Why Force-Feeding Won’t Work
Like so many technology projects, BI won’t yield returns if users feel threatened by, or are skeptical of, the technology and refuse to use it as a result. And when it comes to something like BI, which, when implemented strategically ought to fundamentally change how companies operate and how people make decisions, CIOs need to be extra attentive to users’ feelings.
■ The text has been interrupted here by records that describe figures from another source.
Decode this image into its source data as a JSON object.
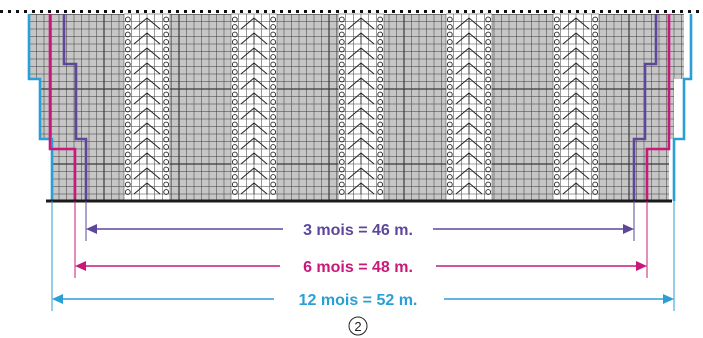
{
  "sizes": [
    {
      "label": "3 mois = 46 m.",
      "color": "#5e479a"
    },
    {
      "label": "6 mois = 48 m.",
      "color": "#c8187a"
    },
    {
      "label": "12 mois = 52 m.",
      "color": "#2a9fd6"
    }
  ],
  "chart_number": "2",
  "colors": {
    "grid_fill": "#c6c6c6",
    "grid_line": "#3a3a3a",
    "lace_panel": "#ffffff",
    "base_line": "#1a1a1a"
  },
  "icons": {
    "lace_symbol": "yarn-over-circle",
    "decrease_symbol": "double-decrease-chevron"
  }
}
When Wendy’s began using its BI system to generate sales forecasts for stores, operators were skeptical. They didn’t think technology could possibly take into consideration how local factors—such as weather, events and traffic patterns—affect their sales. Deane recognized that it’s tough for people to quit relying on their experience and gut, so he listened to operators’ concerns. Instead of forcing them to accept the forecasts, which he knew to be extremely accurate, he told them they could modify the forecasts from the BI system so long as they explained why and provided they later compared actual sales with what they forecasted and what the system predicted. The operators who modified the forecasts realized that the technology was often more accurate than they were. When they saw that they could improve their operations by better staffing their restaurants and more accurately ordering food to meet forecasted demand, they increasingly embraced BI. In effect, Deane let the users come to the trough on their own terms.
One might argue that Wendy’s could have gotten better results more quickly had it forced store managers to use the forecasts. However, if it had, it would have run the risk of facing mutiny from the operators. And had store operators fought the forecasts, that would have disrupted operations much more than the delay the company experienced by letting operators modify the forecasts. Deane says being sensitive to users’ concerns was more important, even at the expense of slowing down the rate of return.
“Trying to convince 1,500 store managers to automatically accept a new tool that is going to have an impact on their ability to perform in their store is no trivial matter. You have to be very, very careful how you deal with the change management and the acceptance side of an implementation,” says Deane. And if you do it right, you can realize an ROI of 430 percent over a five-year period, according to IDC (a sister company to CIO’s publisher). Adds Deane, “Of all the projects that one attempts to do as a CIO, business intelligence, if well managed (and it’s not always well managed) contributes far, far more than it costs.”